Mr. McCarthy, 58, applauded his conference’s actions during his 269-day speakership, which was cut short when he was ousted by critics within his party in October.
“No matter the odds, or personal cost, we did the right thing,” he wrote. “That may seem out of fashion in Washington these days, but delivering results for the American people is still celebrated across the country.
“It is in this spirit that I have decided to depart the House at the end of this year to serve America in new ways. I know my work is only getting started.”
Mr. McCarthy said that he would “continue to recruit our country’s best and brightest to run for elected office.
“The Republican Party is expanding every day, and I am committed to lending my experience to support the next generation of leaders,” he said.
His departure follows in the footsteps of past Republican speakers such as Reps. John Boehner (R-Ohio) and Paul Ryan (R-Wis.), who each left Congress after stepping down from the speakership.
After trying to win the office since 2015, Mr. McCarthy achieved his longtime goal of becoming speaker in January after a historic 15 rounds of balloting.
He faced opposition within his own caucus from the very beginning of the 118th Congress, with conservative lawmakers such as Reps. Matt Gaetz (R-Fla.), Matt Rosendale (R-Mont.), Eli Crane (R-Ariz.), Andy Biggs (R-Ariz.), and others voting against his taking the office.
He finally won the speaker’s gavel on the 15th round of voting after the six holdouts to his candidacy voted “present,” lowering the total threshold needed to become speaker just enough for Mr. McCarthy to win.
For the next 269 days, Mr. McCarthy led a deeply divided Republican conference. Splits between the chamber’s most conservative members and its most moderate members defined Mr. McCarthy’s time as speaker.
During his speakership, Republicans approved wide-reaching bills addressing energy, crime, and immigration policy. However, because Democrats hold a majority in the Senate, few of the measures ended up on President Joe Biden’s desk.
Mr. McCarthy’s victory that gave him the speaker’s gavel was ultimately a pyrrhic one, as his job—won by the thinnest possible margin—was constantly threatened by Mr. Gaetz and other opponents.
Those threats culminated on Oct. 3 with a resolution by Mr. Gaetz to remove him from the speaker’s chair after Mr. McCarthy negotiated a short-term spending resolution to avert a government shutdown. That move was a violation of the speaker’s promise in January to return the House to regular order in approving all 12 annual spending bills, according to Mr. Gaetz.
That effort was successful, and Mr. Gaetz joined seven other Republicans and all Democrats in the chamber to declare the speakership vacant, which was followed by three weeks of infighting in the House that ended on Oct. 25 with the election of House Speaker Mike Johnson (R-La.).
Mr.
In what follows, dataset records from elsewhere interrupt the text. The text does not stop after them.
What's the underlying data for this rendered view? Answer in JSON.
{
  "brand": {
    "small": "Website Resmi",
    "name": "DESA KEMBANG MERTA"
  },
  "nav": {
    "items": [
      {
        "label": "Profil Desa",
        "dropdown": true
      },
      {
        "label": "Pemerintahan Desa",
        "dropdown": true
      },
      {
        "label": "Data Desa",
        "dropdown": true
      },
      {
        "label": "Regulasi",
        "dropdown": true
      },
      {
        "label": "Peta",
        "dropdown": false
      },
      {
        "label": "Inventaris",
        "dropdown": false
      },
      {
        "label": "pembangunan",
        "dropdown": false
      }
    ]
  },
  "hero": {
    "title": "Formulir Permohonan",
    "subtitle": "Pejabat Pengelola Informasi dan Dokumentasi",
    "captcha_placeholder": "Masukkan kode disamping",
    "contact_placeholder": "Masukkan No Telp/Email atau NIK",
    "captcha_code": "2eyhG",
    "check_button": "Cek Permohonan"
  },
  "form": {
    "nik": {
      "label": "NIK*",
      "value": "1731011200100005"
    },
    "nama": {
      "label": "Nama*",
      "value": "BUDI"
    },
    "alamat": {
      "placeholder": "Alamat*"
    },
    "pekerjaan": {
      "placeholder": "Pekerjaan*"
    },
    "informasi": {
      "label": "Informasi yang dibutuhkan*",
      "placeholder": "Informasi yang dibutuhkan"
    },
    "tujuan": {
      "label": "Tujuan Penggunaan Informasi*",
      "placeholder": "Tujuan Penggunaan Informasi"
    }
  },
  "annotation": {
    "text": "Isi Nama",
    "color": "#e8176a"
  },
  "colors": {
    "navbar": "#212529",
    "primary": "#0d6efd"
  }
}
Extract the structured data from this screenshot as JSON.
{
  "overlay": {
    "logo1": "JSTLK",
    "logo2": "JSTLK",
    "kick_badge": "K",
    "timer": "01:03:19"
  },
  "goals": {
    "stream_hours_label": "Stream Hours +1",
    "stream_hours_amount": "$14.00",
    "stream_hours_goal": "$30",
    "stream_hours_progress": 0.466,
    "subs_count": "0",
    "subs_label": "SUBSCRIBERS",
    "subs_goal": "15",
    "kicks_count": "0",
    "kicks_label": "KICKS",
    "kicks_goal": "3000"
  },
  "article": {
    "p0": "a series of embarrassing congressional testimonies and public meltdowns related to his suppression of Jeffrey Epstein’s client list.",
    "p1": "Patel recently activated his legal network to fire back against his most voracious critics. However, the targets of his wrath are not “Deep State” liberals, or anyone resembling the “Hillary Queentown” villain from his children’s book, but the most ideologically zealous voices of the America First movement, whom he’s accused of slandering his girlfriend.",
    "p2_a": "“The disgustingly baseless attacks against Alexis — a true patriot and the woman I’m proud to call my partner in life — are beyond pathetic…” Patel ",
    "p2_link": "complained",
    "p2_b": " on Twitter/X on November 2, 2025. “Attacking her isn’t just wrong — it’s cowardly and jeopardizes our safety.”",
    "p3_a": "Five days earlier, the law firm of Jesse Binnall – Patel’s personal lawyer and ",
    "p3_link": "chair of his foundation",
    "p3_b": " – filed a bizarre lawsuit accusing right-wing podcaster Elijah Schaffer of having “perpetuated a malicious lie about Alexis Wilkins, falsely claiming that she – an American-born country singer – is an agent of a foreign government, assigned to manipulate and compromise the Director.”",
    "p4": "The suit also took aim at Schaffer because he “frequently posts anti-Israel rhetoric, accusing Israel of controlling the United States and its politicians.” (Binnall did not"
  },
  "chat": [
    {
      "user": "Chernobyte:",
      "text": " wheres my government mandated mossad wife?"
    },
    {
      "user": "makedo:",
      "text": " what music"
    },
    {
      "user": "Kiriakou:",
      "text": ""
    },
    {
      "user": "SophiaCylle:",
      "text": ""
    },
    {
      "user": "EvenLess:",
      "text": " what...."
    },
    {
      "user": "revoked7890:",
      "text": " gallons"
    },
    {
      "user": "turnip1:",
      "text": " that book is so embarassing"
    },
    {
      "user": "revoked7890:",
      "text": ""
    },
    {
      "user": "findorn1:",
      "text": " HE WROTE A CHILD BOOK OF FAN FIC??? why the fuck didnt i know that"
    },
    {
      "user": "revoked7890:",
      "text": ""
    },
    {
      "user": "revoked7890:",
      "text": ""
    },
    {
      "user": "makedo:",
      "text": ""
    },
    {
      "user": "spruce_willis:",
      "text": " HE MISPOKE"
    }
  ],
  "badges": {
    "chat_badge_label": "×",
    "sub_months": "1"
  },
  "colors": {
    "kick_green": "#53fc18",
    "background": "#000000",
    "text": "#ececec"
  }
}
McCarthy began his political career in California, serving in the state Assembly from 2002 to 2006. That same year, he was first elected to the U.S. House of Representatives.
He served as the House Republican deputy whip and then as House GOP whip between 2009 and 2014. Later, he moved up to the post of House majority leader while Mr. Boehner was serving as speaker.
Following Mr. Boehner’s retirement, Mr. McCarthy made his first, ultimately unsuccessful bid for the speakership. He lost that bid, choosing to remain as majority leader. Mr. Ryan, a dark horse pick, was elected speaker.
After Mr. Ryan’s exit from Congress in 2019, Mr. McCarthy served as minority leader until his election as speaker.
With Mr. McCarthy’s departure, it'll be up to California Gov. Gavin Newsom to call a special election for a successor. That election will almost certainly go in Republicans’ favor since the district Mr. McCarthy represents is a solidly GOP area in central California.
Mr. McCarthy’s announcement means that the GOP’s razor-thin majority in the House continues to dwindle, especially after lawmakers voted to expel former Rep. George Santos of New York last week. After Mr. McCarthy steps down, Republicans will only be able to afford three GOP defections to approve any party-line legislation.